For today's exercise, finding some interesting data. Little bit of googling around took me to this page: https://www.dataquest.io/blog/free-datasets-for-projects/ and, mostly at random, decided to look into the World Bank (#12)
This one looked like an interesting first dataset: http://data.worldbank.org/data-catalog/world-development-indicators
The World Bank has a detailed API, and Oliver Sherouse has been kind enough to write a Python wrapper around it. http://wbdata.readthedocs.io/en/latest/. After pip install wbdata ...
In [1]:
import wbdata
In [2]:
%matplotlib inline
In [3]:
wbdata.get_source() # List world bank data sources
In [4]:
# List all available indicators from that source. Very long list. Nicely scrolled in local notebook, but
# overwhelming on github cache
# wbdata.get_indicator(source=2)
In [5]:
# wbdata.get_data("EG.USE.PCAP.KG.OE") # Returns long list of dictionary objects
wbdata.get_indicator("EG.USE.PCAP.KG.OE")
In [6]:
energy_use = wbdata.get_dataframe({"EG.USE.PCAP.KG.OE": "Energy Use"})["Energy Use"]

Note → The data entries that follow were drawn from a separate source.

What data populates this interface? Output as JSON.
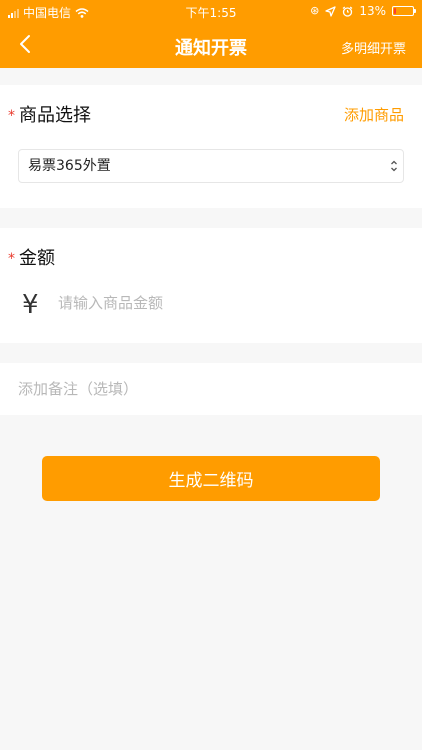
{
  "status_bar": {
    "carrier": "中国电信",
    "time": "下午1:55",
    "battery": "13%",
    "battery_level": 0.13,
    "icons": [
      "signal-icon",
      "wifi-icon",
      "orientation-lock-icon",
      "location-icon",
      "alarm-icon",
      "battery-icon"
    ]
  },
  "nav": {
    "back_icon": "chevron-left-icon",
    "title": "通知开票",
    "right_action": "多明细开票"
  },
  "product": {
    "required_mark": "*",
    "label": "商品选择",
    "add_link": "添加商品",
    "selected": "易票365外置"
  },
  "amount": {
    "required_mark": "*",
    "label": "金额",
    "currency_symbol": "¥",
    "placeholder": "请输入商品金额",
    "value": ""
  },
  "remark": {
    "placeholder": "添加备注（选填）",
    "value": ""
  },
  "submit": {
    "label": "生成二维码"
  },
  "colors": {
    "accent": "#ff9c00",
    "required": "#e93a2d",
    "background": "#f7f7f7"
  }
}
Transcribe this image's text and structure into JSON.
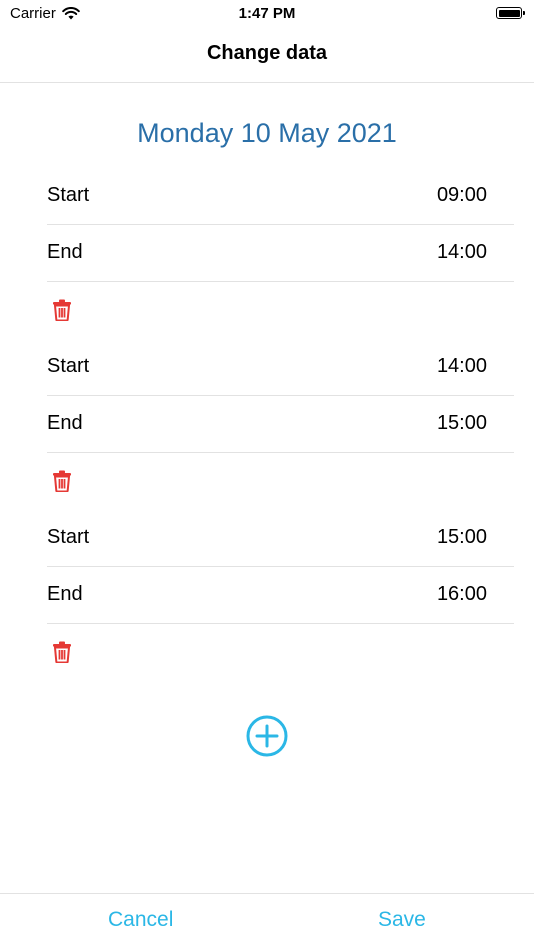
{
  "status": {
    "carrier": "Carrier",
    "time": "1:47 PM"
  },
  "nav": {
    "title": "Change data"
  },
  "date": "Monday 10 May 2021",
  "entries": [
    {
      "start_label": "Start",
      "start": "09:00",
      "end_label": "End",
      "end": "14:00"
    },
    {
      "start_label": "Start",
      "start": "14:00",
      "end_label": "End",
      "end": "15:00"
    },
    {
      "start_label": "Start",
      "start": "15:00",
      "end_label": "End",
      "end": "16:00"
    }
  ],
  "footer": {
    "cancel": "Cancel",
    "save": "Save"
  },
  "colors": {
    "accent": "#2bb7e6",
    "date": "#2a6fa8",
    "delete": "#e53935"
  },
  "icons": {
    "delete": "trash-icon",
    "add": "plus-circle-icon",
    "wifi": "wifi-icon",
    "battery": "battery-icon"
  }
}
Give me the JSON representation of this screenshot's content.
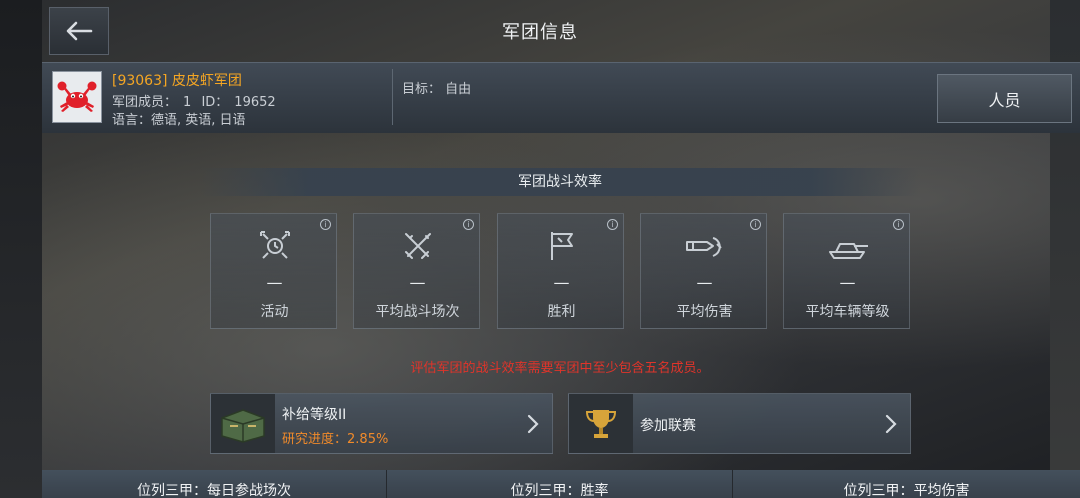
{
  "header": {
    "title": "军团信息"
  },
  "clan": {
    "name": "[93063] 皮皮虾军团",
    "members_label": "军团成员：",
    "members_count": "1",
    "id_label": "ID：",
    "id_value": "19652",
    "lang_label": "语言：",
    "languages": "德语, 英语, 日语",
    "goal_label": "目标：",
    "goal_value": "自由",
    "members_button": "人员"
  },
  "efficiency": {
    "title": "军团战斗效率",
    "stats": [
      {
        "icon": "activity-clock-icon",
        "value": "—",
        "label": "活动"
      },
      {
        "icon": "crossed-swords-icon",
        "value": "—",
        "label": "平均战斗场次"
      },
      {
        "icon": "flag-icon",
        "value": "—",
        "label": "胜利"
      },
      {
        "icon": "shell-damage-icon",
        "value": "—",
        "label": "平均伤害"
      },
      {
        "icon": "tank-icon",
        "value": "—",
        "label": "平均车辆等级"
      }
    ],
    "warning": "评估军团的战斗效率需要军团中至少包含五名成员。"
  },
  "supply": {
    "title": "补给等级II",
    "progress_label": "研究进度：",
    "progress_value": "2.85%",
    "progress_fraction": 0.0285,
    "icon": "supply-crate-icon"
  },
  "league": {
    "title": "参加联赛",
    "icon": "trophy-icon"
  },
  "rankings": {
    "col1": "位列三甲：每日参战场次",
    "col2": "位列三甲：胜率",
    "col3": "位列三甲：平均伤害"
  },
  "colors": {
    "clan_name": "#f5a623",
    "warning": "#e0342a",
    "progress": "#f08a2a",
    "emblem_crab": "#e0202a"
  }
}
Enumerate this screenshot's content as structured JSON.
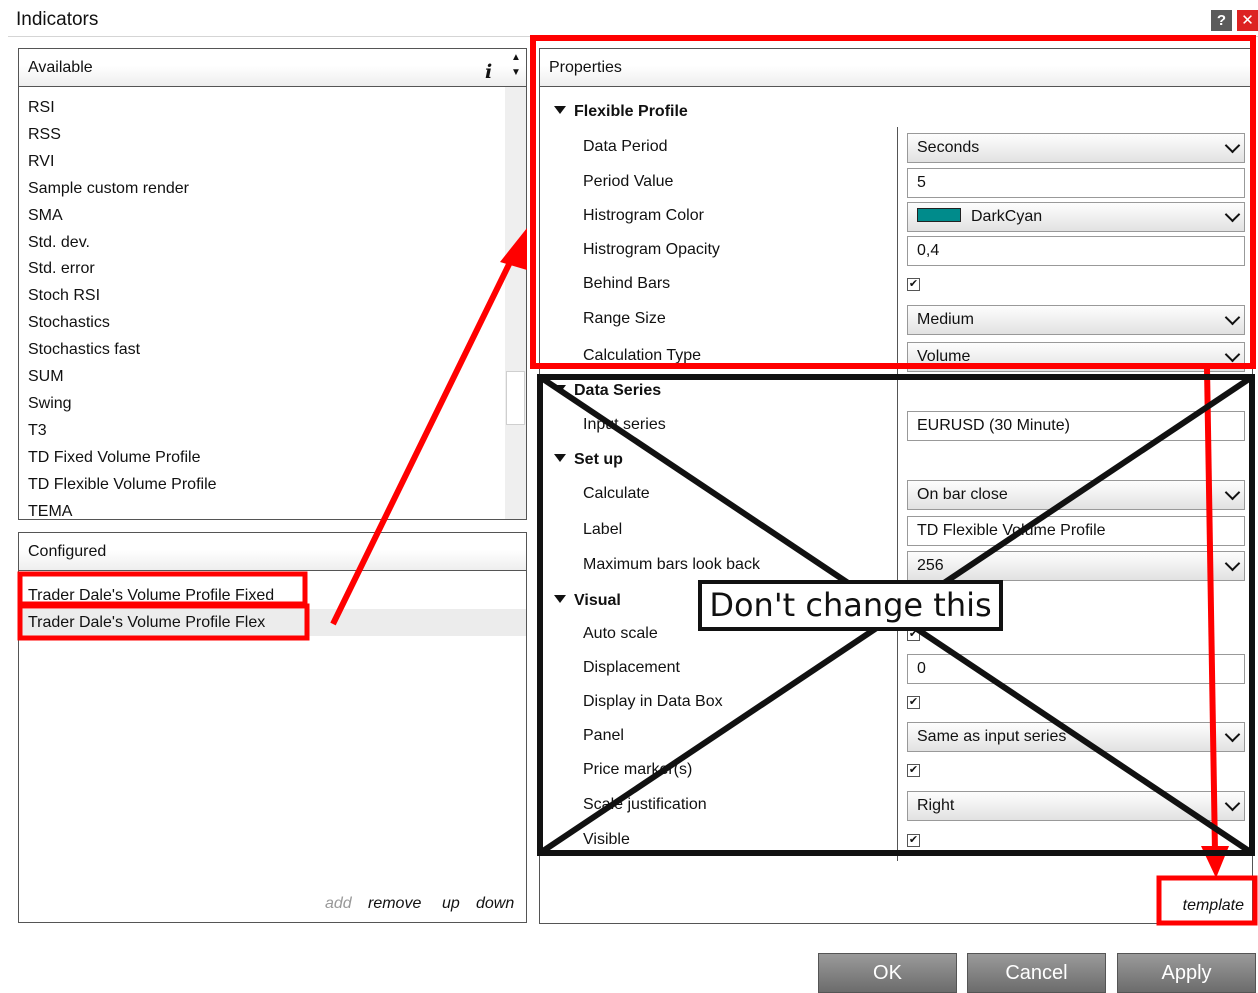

# Now, what I've lost here is metadata that makes my units immediately interpretable
# But beautiful that you get index alignment
In [7]:
energy_use.head()
Out[7]:
In [8]:
type(energy_use)
Out[8]:
In [9]:
energy_use.index.get_level_values(0).unique()
Out[9]:
In [10]:
# Selecting from levels of multi-index
# energy_use.xs('2012', level="date")
energy_use["United States"].sort_index().plot()
Out[10]:
Energy use is a Series with a multi-index. To use plotting, I want the countries as columns of a dataframe. unstack does that for me, and then the built-in plot will show selected items in a single plot. Interesting parameters of plot
In [11]:
energy_use.unstack(0)[["Euro area", "United States", "Japan", "Iceland", "Trinidad and Tobago"]].plot()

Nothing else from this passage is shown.